Teremos eleições, Copa do Mundo, juros ainda altos, um consumidor mais cauteloso do que otimista e um cenário externo que muda de humor mais rápido do que uma timeline em dia de crise. Some a isso o protecionismo aqui, o conflito ali, cadeias globais tensionadas e uma pergunta que ecoa nas salas de reunião: como crescer sem fazer besteira? Porque 2026 não é um ano de apostas cegas. É um ano de decisões cirúrgicas.

O Brasil entra nesse ciclo eleitoral com o varejo pressionado. Crédito caro não perdoa erro de sortimento, de preço ou de estoque. Juros altos não combinam com improviso. Exigem gestão. Gestão de verdade. Daquelas que incomodam, cortam gordura, revisam dogmas e param de romantizar crescimento a qualquer custo.

Ao mesmo tempo, a Copa do Mundo aparece como aquela tentação clássica: “vai aquecer o consumo”. Vai? Talvez. Mas não para todo mundo. Eventos globais não distribuem otimismo de forma igual. Alguns ganham tráfego. Outros ganham só expectativa — e expectativa não paga boleto.

O consumidor de 2026 é menos impulsivo e mais seletivo. Ele continua comprando, mas compra melhor, menos e com menos paciência para marcas que não entregam valor real. Promoções  vazias, discurso genérico e experiência meia-boca tendem a ser ignorados com a frieza de quem aprendeu a comparar tudo em três cliques.

E, enquanto isso, o mundo lá fora não ajuda. Barreiras comerciais ressurgem, cadeias produtivas ficam mais curtas, mais caras ou mais instáveis. O “global” deixa de ser sinônimo de eficiência automática e volta a exigir estratégia. Quem depende demais de fora vai precisar repensar. Quem produz perto, negocia bem e planeja melhor ganha vantagem.

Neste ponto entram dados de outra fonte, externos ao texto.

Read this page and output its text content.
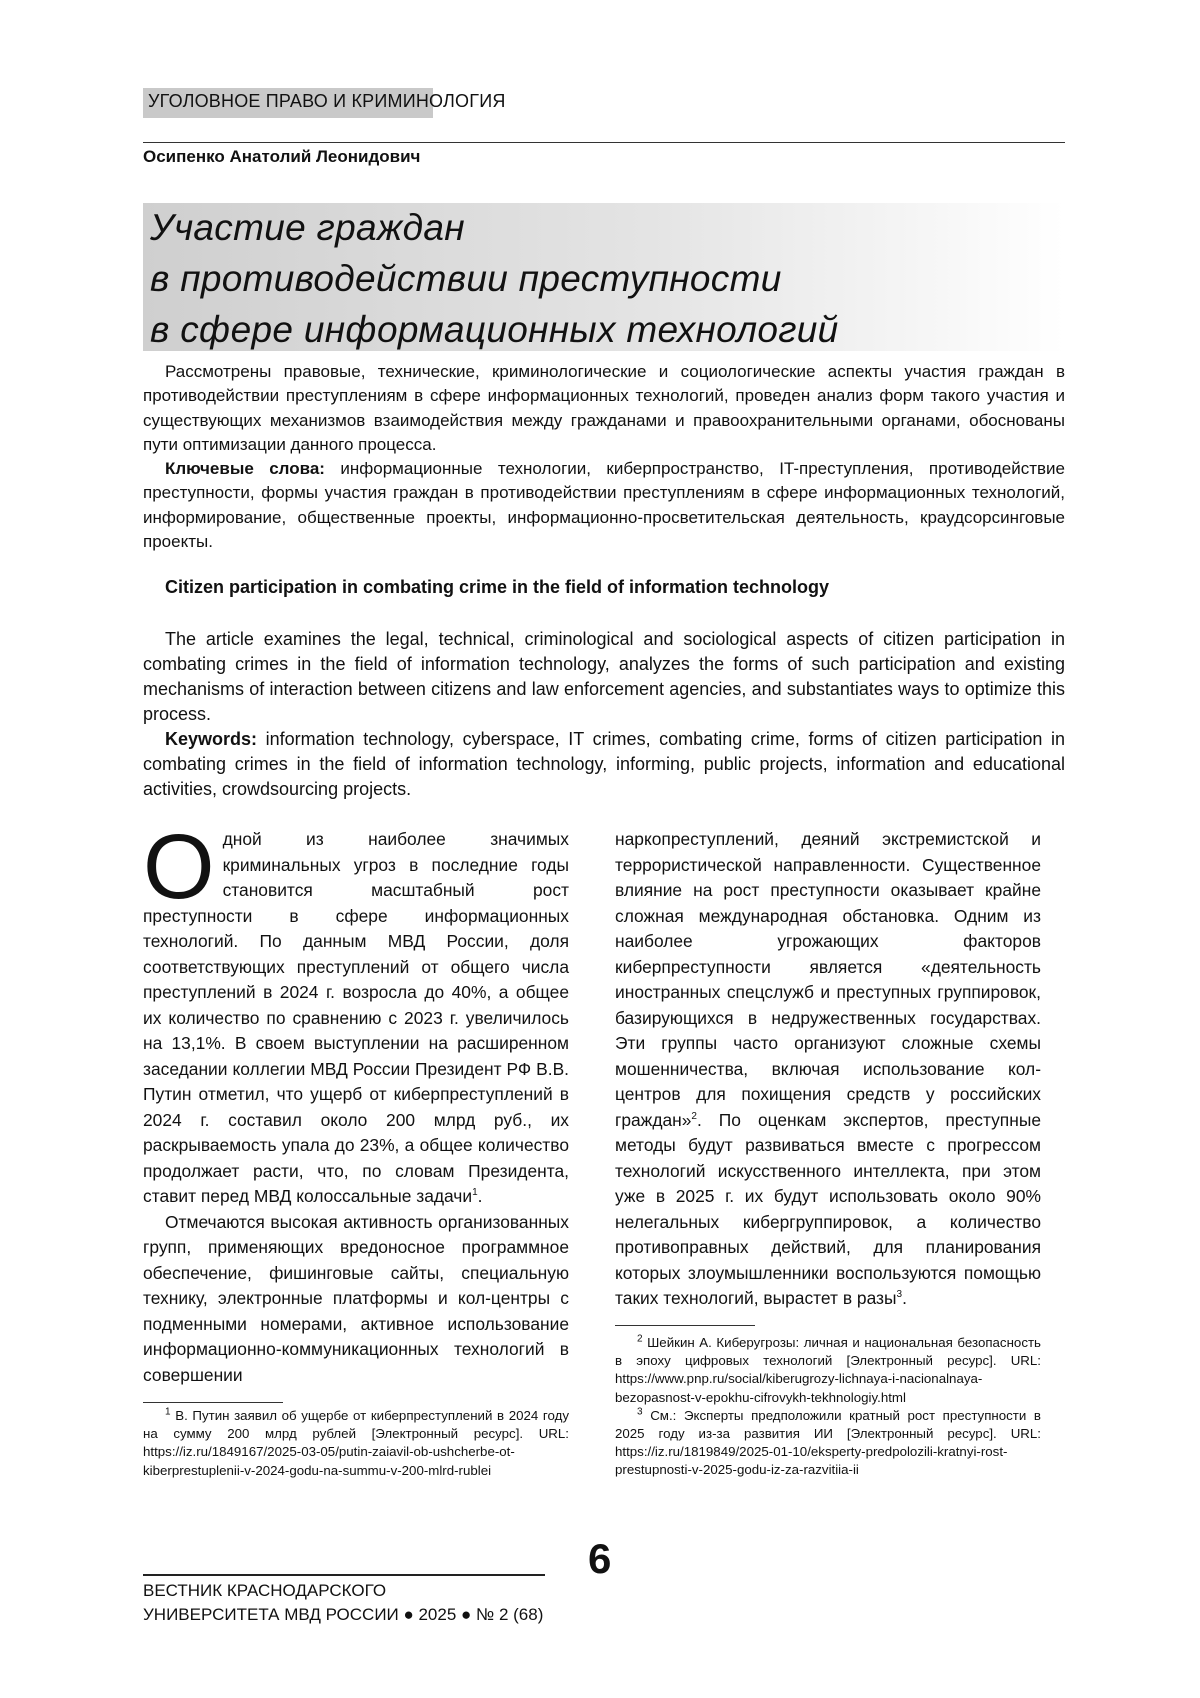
УГОЛОВНОЕ ПРАВО И КРИМИНОЛОГИЯ
Осипенко Анатолий Леонидович
Участие граждан
в противодействии преступности
в сфере информационных технологий

Рассмотрены правовые, технические, криминологические и социологические аспекты участия граждан в противодействии преступлениям в сфере информационных технологий, проведен анализ форм такого участия и существующих механизмов взаимодействия между гражданами и правоохранительными органами, обоснованы пути оптимизации данного процесса.

Ключевые слова: информационные технологии, киберпространство, IT-преступления, противодействие преступности, формы участия граждан в противодействии преступлениям в сфере информационных технологий, информирование, общественные проекты, информационно-просветительская деятельность, краудсорсинговые проекты.

Citizen participation in combating crime in the field of information technology

The article examines the legal, technical, criminological and sociological aspects of citizen participation in combating crimes in the field of information technology, analyzes the forms of such participation and existing mechanisms of interaction between citizens and law enforcement agencies, and substantiates ways to optimize this process.

Keywords: information technology, cyberspace, IT crimes, combating crime, forms of citizen participation in combating crimes in the field of information technology, informing, public projects, information and educational activities, crowdsourcing projects.

Одной из наиболее значимых криминальных угроз в последние годы становится масштабный рост преступности в сфере информационных технологий. По данным МВД России, доля соответствующих преступлений от общего числа преступлений в 2024 г. возросла до 40%, а общее их количество по сравнению с 2023 г. увеличилось на 13,1%. В своем выступлении на расширенном заседании коллегии МВД России Президент РФ В.В. Путин отметил, что ущерб от киберпреступлений в 2024 г. составил около 200 млрд руб., их раскрываемость упала до 23%, а общее количество продолжает расти, что, по словам Президента, ставит перед МВД колоссальные задачи$^1$.

Отмечаются высокая активность организованных групп, применяющих вредоносное программное обеспечение, фишинговые сайты, специальную технику, электронные платформы и кол-центры с подменными номерами, активное использование информационно-коммуникационных технологий в совершении

наркопреступлений, деяний экстремистской и террористической направленности. Существенное влияние на рост преступности оказывает крайне сложная международная обстановка. Одним из наиболее угрожающих факторов киберпреступности является «деятельность иностранных спецслужб и преступных группировок, базирующихся в недружественных государствах. Эти группы часто организуют сложные схемы мошенничества, включая использование кол-центров для похищения средств у российских граждан»$^2$. По оценкам экспертов, преступные методы будут развиваться вместе с прогрессом технологий искусственного интеллекта, при этом уже в 2025 г. их будут использовать около 90% нелегальных кибергруппировок, а количество противоправных действий, для планирования которых злоумышленники воспользуются помощью таких технологий, вырастет в разы$^3$.

$^1$ В. Путин заявил об ущербе от киберпреступлений в 2024 году на сумму 200 млрд рублей [Электронный ресурс]. URL: https://iz.ru/1849167/2025-03-05/putin-zaiavil-ob-ushcherbe-ot-kiberprestuplenii-v-2024-godu-na-summu-v-200-mlrd-rublei

$^2$ Шейкин А. Киберугрозы: личная и национальная безопасность в эпоху цифровых технологий [Электронный ресурс]. URL: https://www.pnp.ru/social/kiberugrozy-lichnaya-i-nacionalnaya-bezopasnost-v-epokhu-cifrovykh-tekhnologiy.html

$^3$ См.: Эксперты предположили кратный рост преступности в 2025 году из-за развития ИИ [Электронный ресурс]. URL: https://iz.ru/1819849/2025-01-10/eksperty-predpolozili-kratnyi-rost-prestupnosti-v-2025-godu-iz-za-razvitiia-ii

6
ВЕСТНИК КРАСНОДАРСКОГО
УНИВЕРСИТЕТА МВД РОССИИ ● 2025 ● № 2 (68)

Mas talvez o maior desafio de 2026 não esteja na macroeconomia, nem na geopolítica, nem no calendário. Está na cabeça do gestor.

É um ano que vai separar quem gere com dados de quem gere com feeling. Quem entende o consumidor de quem só olha ticket médio. Quem lidera times para atravessar a incerteza de quem apenas cobra resultado.

O ano de 2026 vai premiar as marcas com clareza. Clareza de posicionamento, de proposta, de foco. Vai punir quem tenta falar com todo mundo, vender tudo, ser tudo. Em um ano turbulento, dispersão é luxo — e luxo caro.

No fim das contas, o varejo e o consumo sempre foram termômetros do País. E o termômetro de 2026 já está avisando: a febre não é passageira. A boa notícia? Crises não eliminam o mercado. Elas eliminam a preguiça intelectual, a gestão rasa e o otimismo irresponsável.

Para quem estiver disposto a pensar melhor, decidir melhor e executar melhor, 2026 pode não ser fácil, mas pode ser muito interessante. E, convenhamos: gestor que gosta só de ano fácil escolheu o setor errado.

 


Jean Paul Rebetez - sócio-diretor da Gouvêa Consulting.